On peut entraîner notre esprit pour qu'il reste toujours un peu plus longtemps dans le rien, mais, à moins d'être un moine tibétain qui médite 15 heures par jour, c'est presque impossible d'empêcher nos pensées de venir nous chatouiller la tête.
Et c'est une bonne chose! Une chance! Nos pensées sont belles, nos pensées sont nous. C’est par elles que nous générons des idées, des flashs, que nous trouvons des solutions, que nous comprenons comment on se sent vraiment devant telle ou telle situation, que nous allons au bout de certaines réflexions, etc.
Le truc, c'est que la majorité du temps, ces pensées plus profondes sont ensevelies derrière des tas de pensées de surface.

Tsé, ce genre de pensées qui arrivent et qu’on chasse la majorité du temps comme si c’était un moustique tannant. Le truc, c’est que tant qu’elles n’auront pas eu notre attention, elles reviendront nous cogner la tête après leur petite ronde à l’extérieur de notre monde.

Vous me voyez venir.
Je les appelle les pensées boomerangs.

C’est vraiment comme le boomerang que tu lances et qui reviendra toujours vers toi tant que tu ne l’auras pas déposé quelque part. Quand y’en a juste un, ça peut se gérer. Mais quand ils se multiplient, ça peut être difficile de voir clair et devenir assez épuisant.

Par contre, si elles reviennent tout le temps nous chatouiller le ‘’rien’’, ces pensées, c’est qu’elles sont importantes. Notre esprit est bien fait, il nous enverra ces ‘’signaux’’, ce : ‘’Hey! T’as des choses à régler’’, tant qu’on ne lui aura pas signifié qu’on l’a bien compris.

 

Une bonne façon de ne pas les ignorer en attendant de pouvoir les gérer et de dire à notre esprit ‘’C’est bon! Je t’ai entendu’’ :

 

LES NOTER

 

Ça peut paraître simple, mais si vous le faites sérieusement, c’est un immense cadeau à vous faire pour avoir l’esprit plus léger.

Si vous êtes plus de type papier, trouvez-vous un carnet de format : ‘’Je te suis partout où tu vas’’ et notez tout dans celui-ci.
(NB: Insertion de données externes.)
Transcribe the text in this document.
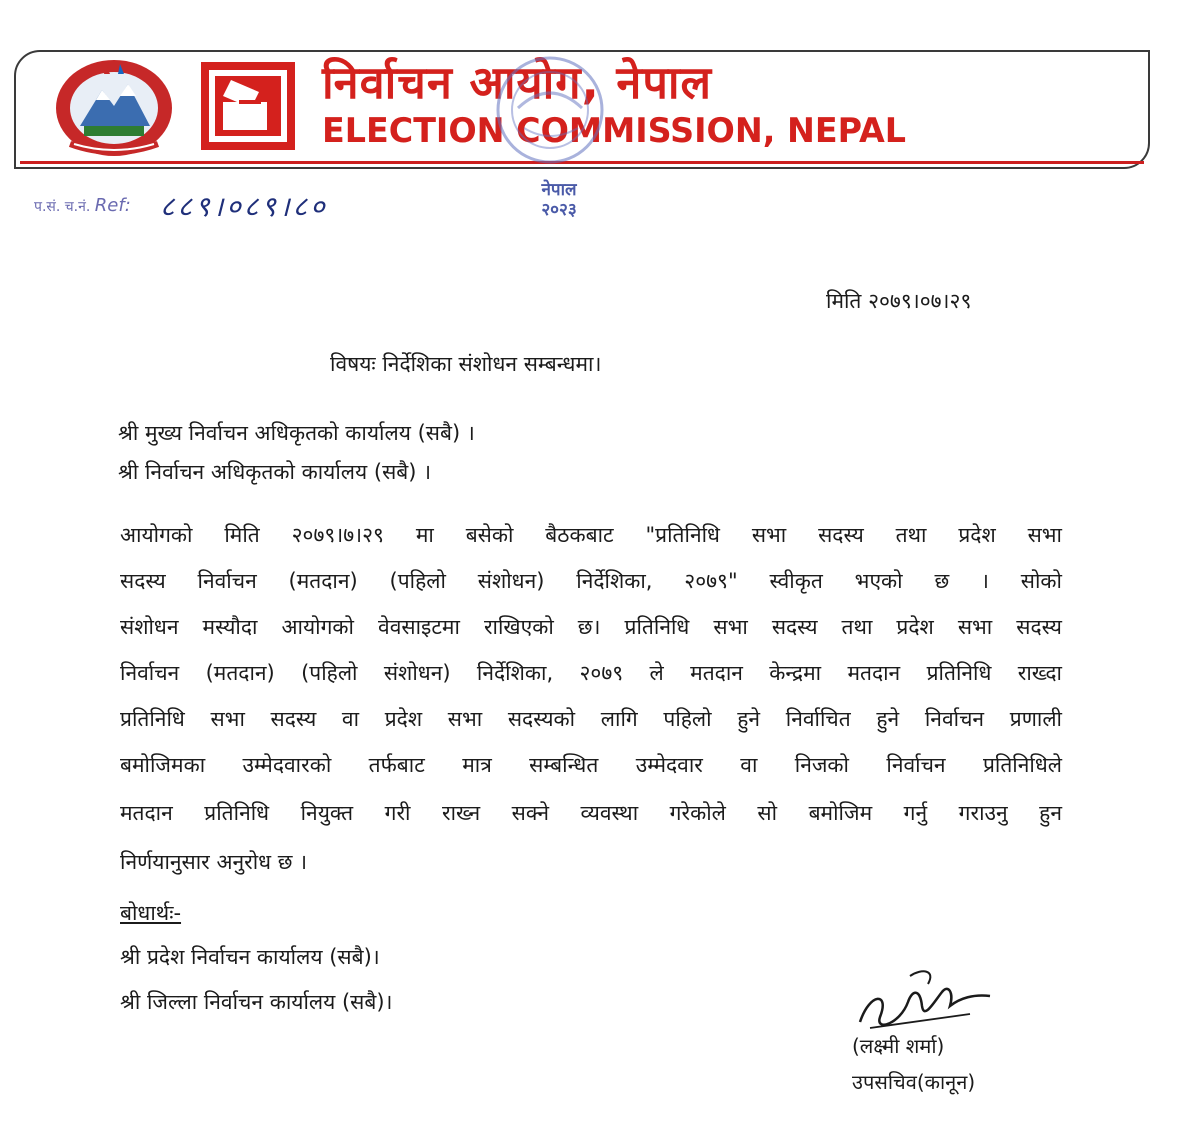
निर्वाचन आयोग, नेपाल
ELECTION COMMISSION, NEPAL
नेपाल
२०२३
प.सं. च.नं. Ref:	८८९।०८९।८०
मिति २०७९।०७।२९
विषयः निर्देशिका संशोधन सम्बन्धमा।
श्री मुख्य निर्वाचन अधिकृतको कार्यालय (सबै) ।
श्री निर्वाचन अधिकृतको कार्यालय (सबै) ।
आयोगको मिति २०७९।७।२९ मा बसेको बैठकबाट "प्रतिनिधि सभा सदस्य तथा प्रदेश सभा
सदस्य निर्वाचन (मतदान) (पहिलो संशोधन) निर्देशिका, २०७९" स्वीकृत भएको छ । सोको
संशोधन मस्यौदा आयोगको वेवसाइटमा राखिएको छ। प्रतिनिधि सभा सदस्य तथा प्रदेश सभा सदस्य
निर्वाचन (मतदान) (पहिलो संशोधन) निर्देशिका, २०७९ ले मतदान केन्द्रमा मतदान प्रतिनिधि राख्दा
प्रतिनिधि सभा सदस्य वा प्रदेश सभा सदस्यको लागि पहिलो हुने निर्वाचित हुने निर्वाचन प्रणाली
बमोजिमका उम्मेदवारको तर्फबाट मात्र सम्बन्धित उम्मेदवार वा निजको निर्वाचन प्रतिनिधिले
मतदान प्रतिनिधि नियुक्त गरी राख्न सक्ने व्यवस्था गरेकोले सो बमोजिम गर्नु गराउनु हुन
निर्णयानुसार अनुरोध छ ।
बोधार्थः-
श्री प्रदेश निर्वाचन कार्यालय (सबै)।
श्री जिल्ला निर्वाचन कार्यालय (सबै)।
(लक्ष्मी शर्मा)
उपसचिव(कानून)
Parce que sinon, les notes libres qui finissent généralement leur vie en petit papier chiffonné dans le fond de votre poche après le lavage, c’est pas mal moins efficace.

Autre choix, une application de prise de notes qui se synchronise sur tous vos appareils. (Je suis personnellement une adepte de Google Keep, mon allié pour un esprit plus léger)

 

Une fois que vous aurez choisi votre ‘’récipient à boomerangs’’, déposez tout là-dessus.

Ça peut être votre liste d’épicerie, payer une facture, prendre rendez-vous chez le dentiste, acheter de la nourriture à votre pauvre petit chat à qui vous donnez des restes de table depuis deux jours, appeler votre grand-maman, etc.

 

Seule condition : honorez-les.

Les noter ne sert à rien si vous n’allez pas au bout de ces choses à régler. Si ces pensées sont là, c’est qu’elles doivent être prises en charge.

Sinon, c’est encourager les boomerangs à revenir au galop. Et pour utiliser à nouveau notre superbe analogie du cerveau-muscle-biceps : plus les boomerangs s’accumulent, plus le poids des pensées est lourd et donc, difficile à ramener dans notre précieux espace de ‘’rien’’.

 

Ce qui introduit merveilleusement la prochaine capsule sur la procrastination ou Être gentil avec le soi-même du futur.

 

Défi :

1- Continuez vos 3 riens quotidiens avec la conscience de ces pensées boomerangs. Observez-les apparaître, puis revenez à votre ‘’maintenant’’. À la fin de votre moment de ‘’rien’’, notez ces fameux boomerangs. 

Déposez-les pour faire de l’espace dans votre esprit et rendre la musculation plus légère.